Within the diverse variants of hypotheses concerning the concept of transmigration of souls (including but not limited to the concept of reincarnation) karma occupies an important role. However, an alternative related karma-free concept appeals to me, that of panentheistic monism. In the variant of panentheistic monism to which I am most drawn, a hierarchy of self-aware intelligences exist which include us, evolving constantly based on experience, but based on a concentric form of collectivism. Thus, in our case, we are comprised of diverse collectives; one includes our cells, then, on a higher plane, we are a collective comprised of our organs which are collectives of our cells, then, we are bodies comprised of a collective of our organs and our cells. Further up the concentric ladder, we perceive of ourselves as individuals but also as members of collectives in which we are parts, e.g., our bond pairings, our families, our clans (extended families), our social groupings (religions, social communities, racial and ethnic identifications, etc.) culminating in our belief that we are part of a collective that we identify as humanity.
The interesting thing is that the collectives of which we are members, albeit subject to numerous variable tensions, seem to have identities of their own, a concept central to sociological hypotheses where groups act in a manner significantly different than would their individual members, willingly sacrificing the interests of individual members for what the collective perceives as a “greater good” (but which much more often seems to involve the interests of elites capable of manipulating the group for their benefit through coercion, very much in the manner that cancers function in our individual bodies). That is a phenomenon that seems omnipresent in human collectives, at least as far as we know. An open and critical question involves whether or not the collectives of which we are a part culminate at the level of our species, or whether our species is itself a part of an aware and volitional series of more complex entities such as the complex varieties of life found on our planet and, perhaps, the complex of biological and non-biological components of our environment, including air, water, weather, etc. If so and, if we are just incapable of perceiving the levels of sentience of which we are a part (for example, the concept of Gaia), perhaps our planetary system is itself only a component of a series of greater sentient wholes, wholes such as our solar system, the group of solar systems of which our own is a part, the galaxy, the universe, etc.
Panentheism is generally viewed as a religious or spiritual concept but that may be misleading. It may also involve an organizational reality where the omniverse (the total of all multiverses which, in turn, involve the organizational structure of individual universes, each with its own laws of physics and evolution) is sentient and self-aware, sentience being the extra-physical factor that separates the concept of panentheism from the related concept of pantheism.
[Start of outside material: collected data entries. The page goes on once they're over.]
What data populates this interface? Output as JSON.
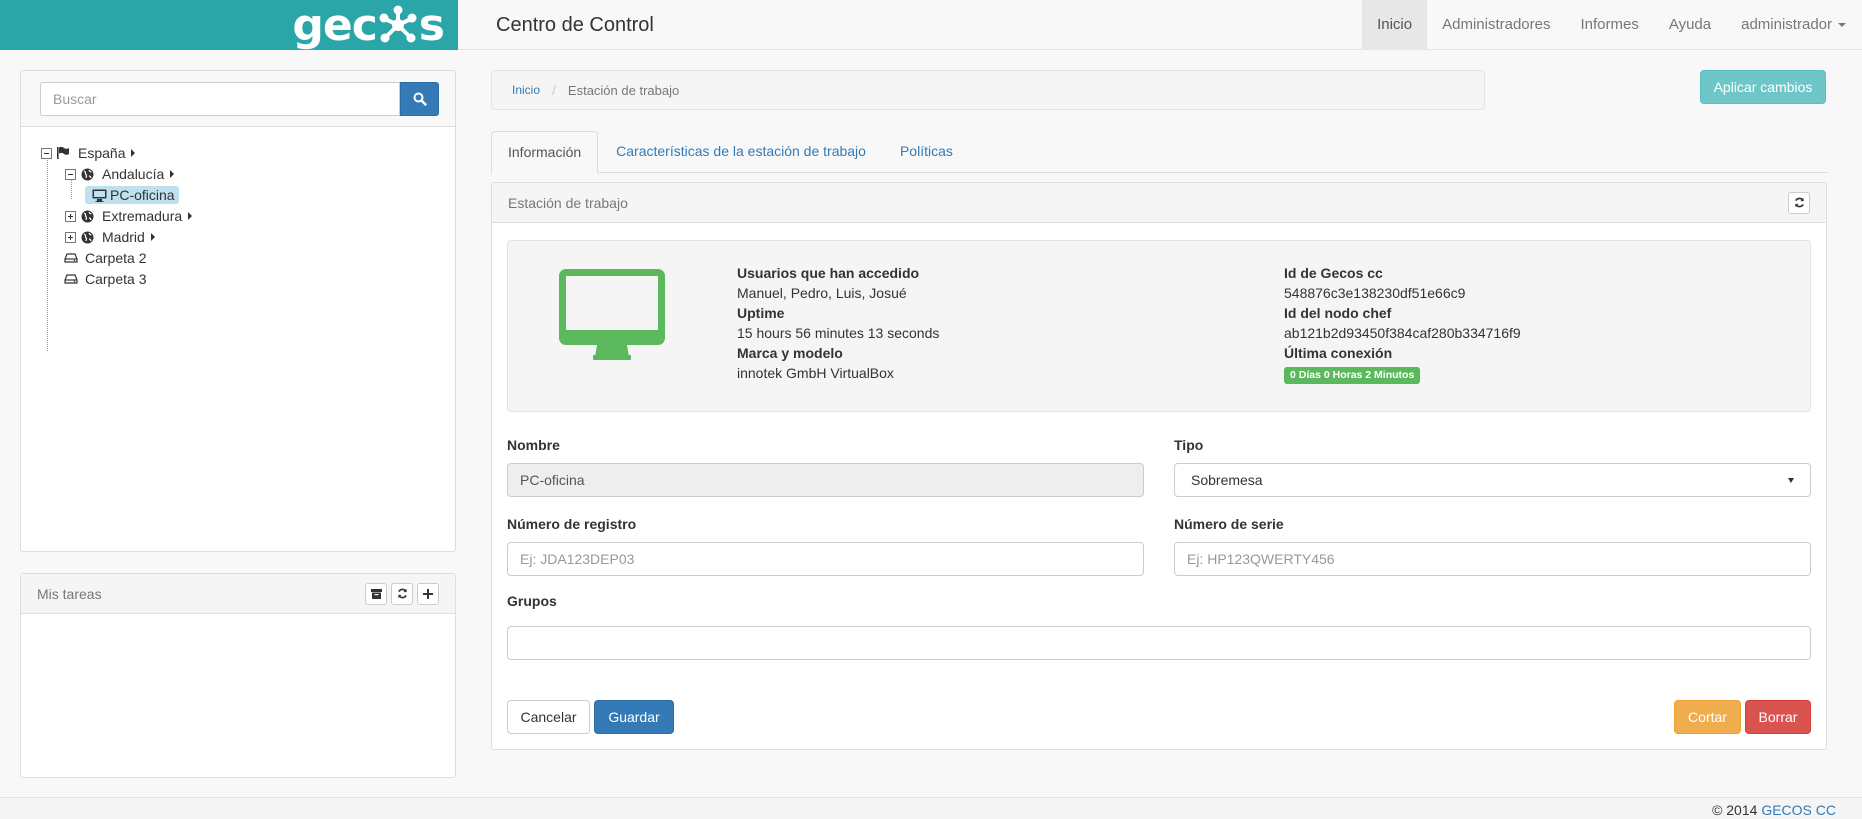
{
  "brand": {
    "logo_text": "gecos"
  },
  "header": {
    "title": "Centro de Control",
    "nav": [
      {
        "label": "Inicio",
        "active": true
      },
      {
        "label": "Administradores"
      },
      {
        "label": "Informes"
      },
      {
        "label": "Ayuda"
      },
      {
        "label": "administrador",
        "dropdown": true
      }
    ]
  },
  "search": {
    "placeholder": "Buscar"
  },
  "tree": {
    "items": [
      {
        "label": "España",
        "icon": "flag-icon",
        "expanded": true
      },
      {
        "label": "Andalucía",
        "icon": "globe-icon",
        "expanded": true
      },
      {
        "label": "PC-oficina",
        "icon": "desktop-icon",
        "selected": true
      },
      {
        "label": "Extremadura",
        "icon": "globe-icon",
        "expanded": false
      },
      {
        "label": "Madrid",
        "icon": "globe-icon",
        "expanded": false
      },
      {
        "label": "Carpeta 2",
        "icon": "hdd-icon"
      },
      {
        "label": "Carpeta 3",
        "icon": "hdd-icon"
      }
    ]
  },
  "tasks": {
    "title": "Mis tareas"
  },
  "breadcrumb": {
    "home": "Inicio",
    "current": "Estación de trabajo"
  },
  "apply_button": "Aplicar cambios",
  "tabs": [
    {
      "label": "Información",
      "active": true
    },
    {
      "label": "Características de la estación de trabajo"
    },
    {
      "label": "Políticas"
    }
  ],
  "panel": {
    "title": "Estación de trabajo"
  },
  "info": {
    "users_label": "Usuarios que han accedido",
    "users_value": "Manuel, Pedro, Luis, Josué",
    "uptime_label": "Uptime",
    "uptime_value": "15 hours 56 minutes 13 seconds",
    "model_label": "Marca y modelo",
    "model_value": "innotek GmbH VirtualBox",
    "gecos_id_label": "Id de Gecos cc",
    "gecos_id_value": "548876c3e138230df51e66c9",
    "chef_id_label": "Id del nodo chef",
    "chef_id_value": "ab121b2d93450f384caf280b334716f9",
    "last_conn_label": "Última conexión",
    "last_conn_value": "0 Días 0 Horas 2 Minutos",
    "status_color": "#5cb85c"
  },
  "form": {
    "name_label": "Nombre",
    "name_value": "PC-oficina",
    "type_label": "Tipo",
    "type_value": "Sobremesa",
    "registry_label": "Número de registro",
    "registry_placeholder": "Ej: JDA123DEP03",
    "serial_label": "Número de serie",
    "serial_placeholder": "Ej: HP123QWERTY456",
    "groups_label": "Grupos",
    "groups_value": ""
  },
  "actions": {
    "cancel": "Cancelar",
    "save": "Guardar",
    "cut": "Cortar",
    "delete": "Borrar"
  },
  "footer": {
    "copyright": "© 2014",
    "link": "GECOS CC"
  },
  "colors": {
    "brand": "#2ba6a8",
    "primary": "#337ab7",
    "success": "#5cb85c",
    "warning": "#f0ad4e",
    "danger": "#d9534f"
  }
}
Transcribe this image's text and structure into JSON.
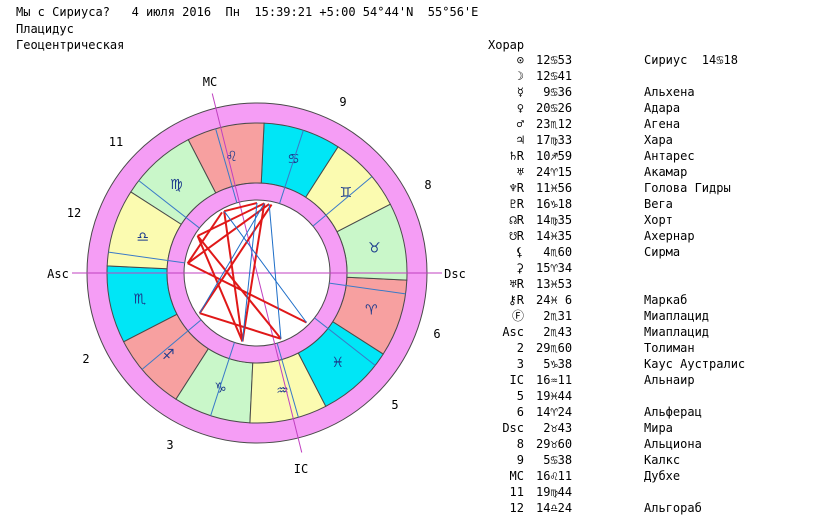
{
  "header": {
    "line1": "Мы с Сириуса?   4 июля 2016  Пн  15:39:21 +5:00 54°44'N  55°56'E",
    "line2": "Плацидус",
    "line3": "Геоцентрическая"
  },
  "chart_labels": {
    "mc": "MC",
    "ic": "IC",
    "asc": "Asc",
    "dsc": "Dsc",
    "houses": [
      "9",
      "8",
      "6",
      "5",
      "3",
      "2",
      "12",
      "11"
    ]
  },
  "table": {
    "title": "Хорар",
    "rows": [
      {
        "planet": "⊙",
        "position": "12♋53",
        "star": "Сириус  14♋18"
      },
      {
        "planet": "☽",
        "position": "12♋41",
        "star": ""
      },
      {
        "planet": "☿",
        "position": " 9♋36",
        "star": "Альхена"
      },
      {
        "planet": "♀",
        "position": "20♋26",
        "star": "Адара"
      },
      {
        "planet": "♂",
        "position": "23♏12",
        "star": "Агена"
      },
      {
        "planet": "♃",
        "position": "17♍33",
        "star": "Хара"
      },
      {
        "planet": "♄R",
        "position": "10♐59",
        "star": "Антарес"
      },
      {
        "planet": "♅",
        "position": "24♈15",
        "star": "Акамар"
      },
      {
        "planet": "♆R",
        "position": "11♓56",
        "star": "Голова Гидры"
      },
      {
        "planet": "♇R",
        "position": "16♑18",
        "star": "Вега"
      },
      {
        "planet": "☊R",
        "position": "14♍35",
        "star": "Хорт"
      },
      {
        "planet": "☋R",
        "position": "14♓35",
        "star": "Ахернар"
      },
      {
        "planet": "⚸",
        "position": " 4♏60",
        "star": "Сирма"
      },
      {
        "planet": "⚳",
        "position": "15♈34",
        "star": ""
      },
      {
        "planet": "♅R",
        "position": "13♓53",
        "star": ""
      },
      {
        "planet": "⚷R",
        "position": "24♓ 6",
        "star": "Маркаб"
      },
      {
        "planet": "Ⓕ",
        "position": " 2♏31",
        "star": "Миаплацид"
      },
      {
        "planet": "Asc",
        "position": " 2♏43",
        "star": "Миаплацид"
      },
      {
        "planet": "2",
        "position": "29♏60",
        "star": "Толиман"
      },
      {
        "planet": "3",
        "position": " 5♑38",
        "star": "Каус Аустралис"
      },
      {
        "planet": "IC",
        "position": "16♒11",
        "star": "Альнаир"
      },
      {
        "planet": "5",
        "position": "19♓44",
        "star": ""
      },
      {
        "planet": "6",
        "position": "14♈24",
        "star": "Альферац"
      },
      {
        "planet": "Dsc",
        "position": " 2♉43",
        "star": "Мира"
      },
      {
        "planet": "8",
        "position": "29♉60",
        "star": "Альциона"
      },
      {
        "planet": "9",
        "position": " 5♋38",
        "star": "Калкс"
      },
      {
        "planet": "MC",
        "position": "16♌11",
        "star": "Дубхе"
      },
      {
        "planet": "11",
        "position": "19♍44",
        "star": ""
      },
      {
        "planet": "12",
        "position": "14♎24",
        "star": "Альгораб"
      }
    ]
  },
  "colors": {
    "outer_ring": "#f59df5",
    "fire": "#f7a0a0",
    "earth": "#c9f7c9",
    "air": "#fbfbb0",
    "water": "#00e6f6",
    "aspect_red": "#e01818",
    "aspect_blue": "#1e6ec8"
  }
}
In their religious variants, pantheism is the belief that divinity is the sum total of everything to which panentheism adds sentient self-awareness.
Monism adds an evolutionary element thus, each component of the pantheistic omniverse is deemed to be evolving and, in evolving, is assisting its superior structures to evolve so that, in a sense, inferior structures (inferior in terms of their level rather than their abilities) are the engines that drive the evolution of the structures of which they are components. In a sense, there is a striving towards never-attainable perfection at all levels, a striving that is not always constant or successful so that evolution does not involve constant progress, although progress, in the long term, tends to be consistent.
The foregoing applies to the function we refer to as the transmigration of souls as it is apparently through experiences during myriad lifetimes that the systems of which we are components learn and evolve. We are the tools for their perception of experiences, experiences that test their own evolutionary hypotheses, testing them and converting them into theories, and perhaps, eventually, into natural laws, laws being concepts impossible to violate.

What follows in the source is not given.